Mbeki has, up till now, pursued a policy of gentle persuasion and "quiet diplomacy" on Zimbabwe. His emissary, Nkosazana Zuma, the former wife of South African deputy president Jacob Zuma, and left-wing maverick ANC member of parliament Pallo Jordan (once a vocal critic of the Mugabe regime), who is also the chairman of the South African foreign affairs portfolio committee, have consistently repeated the mantra that respect for sovereignty is a fundamental pillar of South Africa's foreign policy.

Moreover, they assert, "the Zimbabwe crisis has to be resolved by Zimbabweans themselves."

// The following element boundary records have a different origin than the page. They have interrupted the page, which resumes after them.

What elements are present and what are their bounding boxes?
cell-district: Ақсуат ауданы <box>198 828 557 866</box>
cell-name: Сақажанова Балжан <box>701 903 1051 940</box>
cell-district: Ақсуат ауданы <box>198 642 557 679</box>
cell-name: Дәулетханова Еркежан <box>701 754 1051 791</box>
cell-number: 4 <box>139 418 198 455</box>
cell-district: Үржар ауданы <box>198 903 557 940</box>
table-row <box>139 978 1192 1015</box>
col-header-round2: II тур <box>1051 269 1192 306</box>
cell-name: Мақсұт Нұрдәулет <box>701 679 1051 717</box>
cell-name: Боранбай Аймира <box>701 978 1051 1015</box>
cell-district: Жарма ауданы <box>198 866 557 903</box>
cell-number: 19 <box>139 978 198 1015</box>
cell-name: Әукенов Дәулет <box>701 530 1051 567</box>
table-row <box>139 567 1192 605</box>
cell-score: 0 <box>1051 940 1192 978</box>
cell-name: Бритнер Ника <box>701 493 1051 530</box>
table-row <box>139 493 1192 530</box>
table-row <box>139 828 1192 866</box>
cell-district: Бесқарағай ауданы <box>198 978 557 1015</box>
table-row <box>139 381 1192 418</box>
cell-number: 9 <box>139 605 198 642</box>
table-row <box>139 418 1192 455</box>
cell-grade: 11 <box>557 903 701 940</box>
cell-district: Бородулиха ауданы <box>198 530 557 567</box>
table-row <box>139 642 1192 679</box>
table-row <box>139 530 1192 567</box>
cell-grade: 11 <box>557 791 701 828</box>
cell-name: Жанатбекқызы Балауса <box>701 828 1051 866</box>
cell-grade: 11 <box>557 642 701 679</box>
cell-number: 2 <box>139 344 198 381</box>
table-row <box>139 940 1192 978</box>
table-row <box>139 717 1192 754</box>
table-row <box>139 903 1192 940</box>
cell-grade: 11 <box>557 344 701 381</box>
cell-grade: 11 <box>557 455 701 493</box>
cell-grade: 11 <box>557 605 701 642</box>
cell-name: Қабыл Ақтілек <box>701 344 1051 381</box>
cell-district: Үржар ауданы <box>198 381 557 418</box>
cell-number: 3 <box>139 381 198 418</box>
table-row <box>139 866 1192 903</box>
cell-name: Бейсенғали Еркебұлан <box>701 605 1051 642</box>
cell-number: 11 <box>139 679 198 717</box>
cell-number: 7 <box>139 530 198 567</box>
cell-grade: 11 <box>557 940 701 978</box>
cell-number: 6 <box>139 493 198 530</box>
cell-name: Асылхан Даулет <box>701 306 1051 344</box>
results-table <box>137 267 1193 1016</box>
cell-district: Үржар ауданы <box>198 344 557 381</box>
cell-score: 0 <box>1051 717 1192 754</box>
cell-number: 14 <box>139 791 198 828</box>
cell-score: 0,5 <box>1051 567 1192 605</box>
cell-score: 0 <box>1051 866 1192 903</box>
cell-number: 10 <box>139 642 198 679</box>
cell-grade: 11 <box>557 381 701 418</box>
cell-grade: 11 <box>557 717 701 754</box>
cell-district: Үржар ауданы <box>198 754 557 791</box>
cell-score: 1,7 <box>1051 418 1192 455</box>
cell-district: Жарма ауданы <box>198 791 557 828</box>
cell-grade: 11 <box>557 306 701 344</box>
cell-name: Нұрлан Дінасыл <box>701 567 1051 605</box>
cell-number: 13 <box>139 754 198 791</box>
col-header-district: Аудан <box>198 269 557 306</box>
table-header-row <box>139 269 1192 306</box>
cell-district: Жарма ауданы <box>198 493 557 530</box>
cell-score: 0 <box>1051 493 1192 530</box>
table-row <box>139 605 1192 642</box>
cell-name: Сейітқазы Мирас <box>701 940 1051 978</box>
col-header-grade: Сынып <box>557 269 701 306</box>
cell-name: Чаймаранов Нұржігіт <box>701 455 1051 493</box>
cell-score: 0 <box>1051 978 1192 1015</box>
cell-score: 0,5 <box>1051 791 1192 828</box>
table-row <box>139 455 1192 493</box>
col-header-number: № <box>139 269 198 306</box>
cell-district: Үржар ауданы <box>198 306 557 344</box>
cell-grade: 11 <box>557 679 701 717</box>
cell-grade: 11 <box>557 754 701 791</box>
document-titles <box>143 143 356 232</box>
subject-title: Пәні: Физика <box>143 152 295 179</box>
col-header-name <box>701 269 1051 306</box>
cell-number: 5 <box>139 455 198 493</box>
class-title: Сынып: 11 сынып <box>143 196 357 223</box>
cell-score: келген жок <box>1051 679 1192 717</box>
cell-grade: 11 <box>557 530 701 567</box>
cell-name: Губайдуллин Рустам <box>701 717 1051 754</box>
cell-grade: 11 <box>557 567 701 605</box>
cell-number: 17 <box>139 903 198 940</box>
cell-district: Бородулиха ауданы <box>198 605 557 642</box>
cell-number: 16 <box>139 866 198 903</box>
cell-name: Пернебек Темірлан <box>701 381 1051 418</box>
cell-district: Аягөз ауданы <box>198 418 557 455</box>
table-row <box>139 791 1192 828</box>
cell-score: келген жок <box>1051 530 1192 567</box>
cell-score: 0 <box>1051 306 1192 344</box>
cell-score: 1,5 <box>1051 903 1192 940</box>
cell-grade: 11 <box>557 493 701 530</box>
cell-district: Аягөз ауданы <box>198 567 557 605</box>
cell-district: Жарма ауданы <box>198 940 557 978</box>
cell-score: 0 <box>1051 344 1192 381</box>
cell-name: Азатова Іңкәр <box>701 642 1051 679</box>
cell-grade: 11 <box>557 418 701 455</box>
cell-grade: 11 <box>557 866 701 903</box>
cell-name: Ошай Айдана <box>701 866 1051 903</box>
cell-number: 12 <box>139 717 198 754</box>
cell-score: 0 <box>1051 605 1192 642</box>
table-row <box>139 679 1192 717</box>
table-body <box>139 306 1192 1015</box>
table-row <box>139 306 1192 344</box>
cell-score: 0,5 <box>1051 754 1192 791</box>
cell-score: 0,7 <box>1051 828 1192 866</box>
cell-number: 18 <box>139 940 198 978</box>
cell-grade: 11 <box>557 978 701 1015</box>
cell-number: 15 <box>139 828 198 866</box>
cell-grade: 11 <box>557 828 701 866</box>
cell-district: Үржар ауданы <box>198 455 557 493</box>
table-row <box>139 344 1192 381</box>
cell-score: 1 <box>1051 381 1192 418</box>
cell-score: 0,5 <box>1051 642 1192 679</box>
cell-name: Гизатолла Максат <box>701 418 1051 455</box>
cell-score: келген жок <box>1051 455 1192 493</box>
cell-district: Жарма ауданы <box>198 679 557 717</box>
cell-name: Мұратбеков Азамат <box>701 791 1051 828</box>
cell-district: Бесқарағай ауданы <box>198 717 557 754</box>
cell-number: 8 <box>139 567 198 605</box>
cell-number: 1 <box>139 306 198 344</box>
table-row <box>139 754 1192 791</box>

Analysts, former liberation organizations and commentators are divided about Mugabe. Steven Chan, a former adviser to the Mugabe government and ex-diplomat at the Commonwealth Secretariat that facilitated the negotiated settlement at Lancaster House in the United Kingdom which eventually led to the Mugabe leadership of the country, says that the Zimbabwean president "has ultimately been bad for Zimbabwe."

But it is the economy that has been catapulted the nation into the limelight. Goodson Nguni, a banker in Harare, refers to the present crisis as "hyperinflationary." Zimbabwe's Reserve Bank has rece ntly decided to release billions of Zimbabwean dollars into the money market this week. Increasing the money supply is a pointless exercise, economists say, because there is "too much money chasing too few goods."

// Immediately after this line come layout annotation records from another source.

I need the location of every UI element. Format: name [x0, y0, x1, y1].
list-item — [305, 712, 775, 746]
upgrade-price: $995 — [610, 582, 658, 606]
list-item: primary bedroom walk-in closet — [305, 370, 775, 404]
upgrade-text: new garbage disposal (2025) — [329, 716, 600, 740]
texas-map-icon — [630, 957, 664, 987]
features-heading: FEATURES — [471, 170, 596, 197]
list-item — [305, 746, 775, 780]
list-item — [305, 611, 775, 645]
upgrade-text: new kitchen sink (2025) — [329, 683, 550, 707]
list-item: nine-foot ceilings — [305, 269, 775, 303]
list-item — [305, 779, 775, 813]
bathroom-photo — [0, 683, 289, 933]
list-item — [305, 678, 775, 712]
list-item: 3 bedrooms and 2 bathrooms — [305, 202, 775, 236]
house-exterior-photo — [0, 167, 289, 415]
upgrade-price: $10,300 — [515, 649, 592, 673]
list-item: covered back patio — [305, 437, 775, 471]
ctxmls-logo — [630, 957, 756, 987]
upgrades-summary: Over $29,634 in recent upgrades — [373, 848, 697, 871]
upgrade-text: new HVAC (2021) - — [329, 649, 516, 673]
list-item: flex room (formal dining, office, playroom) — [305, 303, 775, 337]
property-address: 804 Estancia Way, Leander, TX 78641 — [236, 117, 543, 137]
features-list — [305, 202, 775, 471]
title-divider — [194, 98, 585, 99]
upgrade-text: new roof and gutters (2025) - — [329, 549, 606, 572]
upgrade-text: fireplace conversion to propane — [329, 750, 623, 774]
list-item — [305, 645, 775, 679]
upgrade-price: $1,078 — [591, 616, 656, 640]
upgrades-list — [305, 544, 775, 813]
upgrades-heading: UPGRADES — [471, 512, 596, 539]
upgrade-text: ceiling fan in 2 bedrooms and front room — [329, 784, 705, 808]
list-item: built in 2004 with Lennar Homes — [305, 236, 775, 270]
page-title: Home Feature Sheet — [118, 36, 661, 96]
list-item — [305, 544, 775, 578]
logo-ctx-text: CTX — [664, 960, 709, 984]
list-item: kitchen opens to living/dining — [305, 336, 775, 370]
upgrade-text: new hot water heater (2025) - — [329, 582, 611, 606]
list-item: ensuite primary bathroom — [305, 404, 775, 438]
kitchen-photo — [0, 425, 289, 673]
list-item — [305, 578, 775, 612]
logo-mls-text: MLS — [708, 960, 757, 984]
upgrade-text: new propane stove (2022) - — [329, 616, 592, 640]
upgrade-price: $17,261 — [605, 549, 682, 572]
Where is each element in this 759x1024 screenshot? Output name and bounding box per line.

And in a twist to the tale of white capital in Zimbabwe, a group of white sugar farmers has just taken a subsidiary of Anglo American Corporation to court for participating in "theft and plunder" of their assets by Mugabe's supporters. They allege that black farmers are "looting" their cane crop and selling to Anglo's unit, the Hippo Valley Estates.

Mugabe's back is against the wall. Even the former South African liberation organization, the Pan Africanist Congress of Azania, has been tellingly silent over the Mugabe issue. But it is the ruling African National Congress (ANC) that will continue to call the shots on Zimbabwe. For the moment, it is resolute that Mugabe has to go willingly. If he does not, and instead faces an attempt to remove him from power, the Zimbabwean Defense Force is likely to assert its authority and continue its support for the president. The generals are all Mugabe appointees.

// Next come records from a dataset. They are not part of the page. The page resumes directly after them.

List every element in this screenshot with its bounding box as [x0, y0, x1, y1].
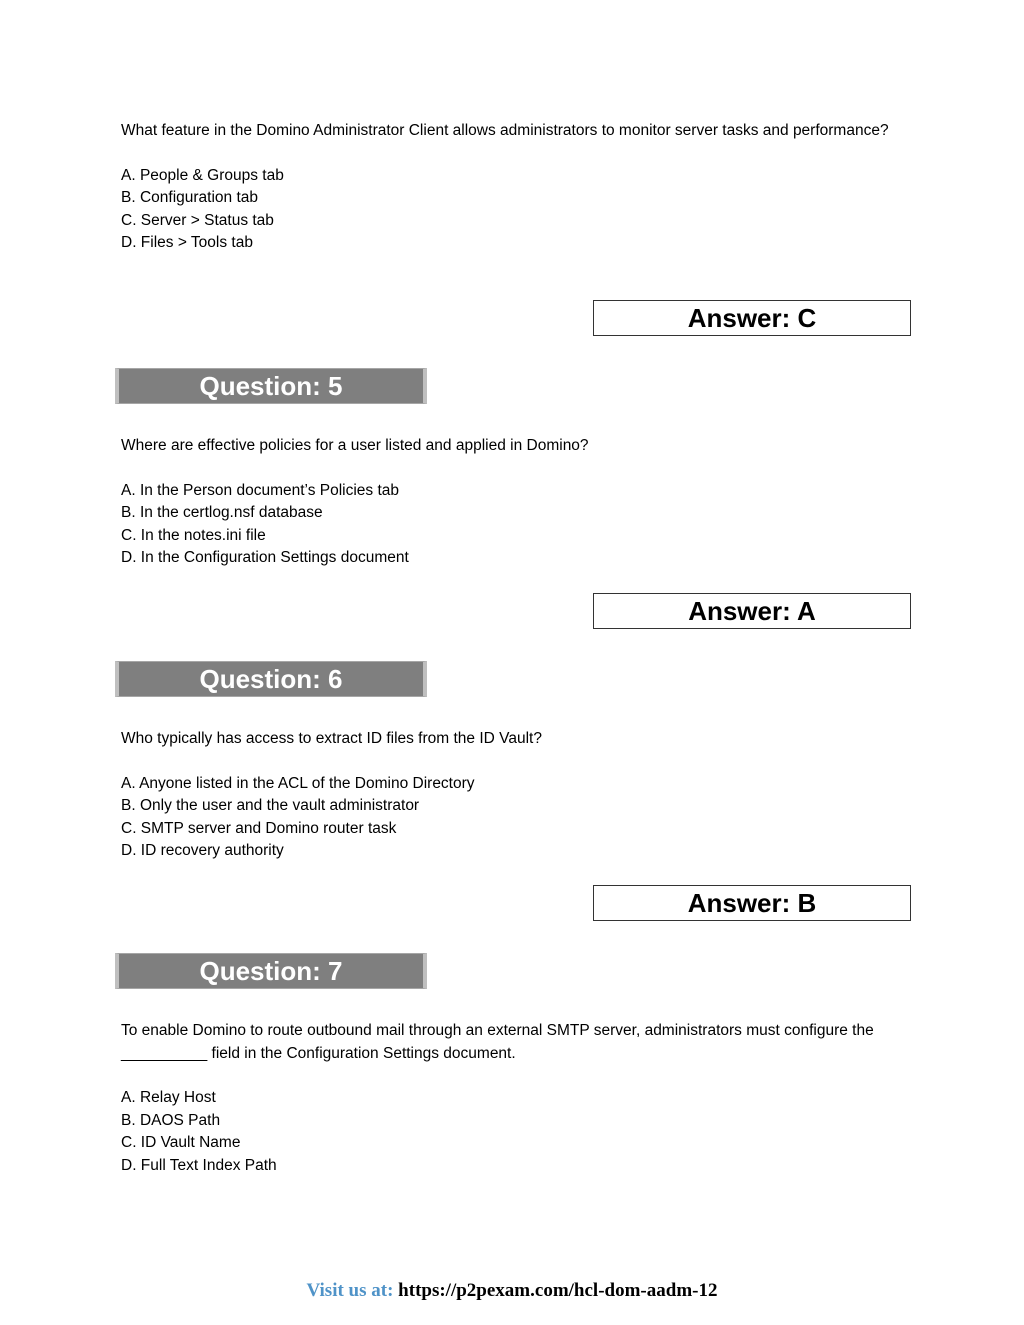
question-6-block: [121, 728, 911, 863]
option-b: B. DAOS Path: [121, 1111, 221, 1129]
option-d: D. Full Text Index Path: [121, 1156, 277, 1174]
question-5-heading: Question: 5: [115, 368, 427, 404]
option-a: A. People & Groups tab: [121, 166, 284, 184]
option-b: B. Only the user and the vault administrator: [121, 797, 420, 814]
question-6-text: Who typically has access to extract ID files from the ID Vault?: [121, 730, 542, 747]
question-7-options: [121, 1087, 911, 1177]
answer-box-q6: Answer: B: [593, 885, 911, 921]
option-c: C. In the notes.ini file: [121, 526, 266, 544]
question-6-options: [121, 773, 911, 863]
option-d: D. In the Configuration Settings document: [121, 549, 409, 566]
option-c: C. Server > Status tab: [121, 211, 274, 229]
answer-box-q5: Answer: A: [593, 593, 911, 629]
option-a: A. Anyone listed in the ACL of the Domino Directory: [121, 774, 475, 792]
question-7-block: [121, 1020, 911, 1177]
question-4-text: What feature in the Domino Administrator Client allows administrators to monitor server tasks and performance?: [121, 122, 889, 139]
question-7-heading: Question: 7: [115, 953, 427, 989]
page-footer: [0, 1280, 1024, 1302]
question-6-heading: Question: 6: [115, 661, 427, 697]
option-a: A. Relay Host: [121, 1089, 216, 1106]
footer-url-link[interactable]: https://p2pexam.com/hcl-dom-aadm-12: [398, 1280, 718, 1301]
question-5-text: Where are effective policies for a user listed and applied in Domino?: [121, 437, 589, 454]
option-b: B. In the certlog.nsf database: [121, 504, 323, 521]
option-c: C. SMTP server and Domino router task: [121, 819, 397, 837]
option-b: B. Configuration tab: [121, 189, 259, 206]
question-5-block: [121, 435, 911, 570]
question-4-block: [121, 120, 911, 255]
option-d: D. Files > Tools tab: [121, 234, 253, 251]
question-4-options: [121, 165, 911, 255]
option-d: D. ID recovery authority: [121, 842, 284, 859]
footer-label: Visit us at:: [306, 1280, 394, 1301]
answer-box-q4: Answer: C: [593, 300, 911, 336]
question-5-options: [121, 480, 911, 570]
option-c: C. ID Vault Name: [121, 1134, 241, 1151]
option-a: A. In the Person document’s Policies tab: [121, 481, 400, 499]
question-7-text: To enable Domino to route outbound mail through an external SMTP server, administrators must configure the __________ field in the Configuration Settings document.: [121, 1022, 874, 1062]
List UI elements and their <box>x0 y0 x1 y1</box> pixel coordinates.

At the same time, the ANC is not convinced that Morgan Tsvangirai -- leader of the opposition Movement for Democratic Change (MDC) -- is a credible alternative to Mugabe. Despite Tsvangirai's former trade-union involvement, his "liberation" credentials are considered thin at best.

South Africa's Mbeki seems committed to a gradual resolution to the Zimbabwe crisis.

While Mbeki needs Bush, preferably at a distance, the southern African neighborhood seems in trouble if Mbeki does not facilitate a speedy resolution to the Mugabe question.

A regime change seems unlikely in the near future. Mbeki's strategy of creating conditions for a reform of the Zimbabwean state and its power arrangements could well founder if he continues to leave the economic and financial decision-making exclusively to the dictates of a leader who has been in power for 23 years.

Mugabe may well have embraced socialist ideals in the 1970s and the first half of the 1980s, but they seem now to be a thing of the past.

Mbeki may well have to face, sooner or later, the choice of either dumping his cautious position on Mugabe, or prepare South Africans, Mozambicans, Angolans, Namibians, Zambians and Botswanans, for the eventuality of absorbing the spillover into their countries of refugees and the possibility of a civil war.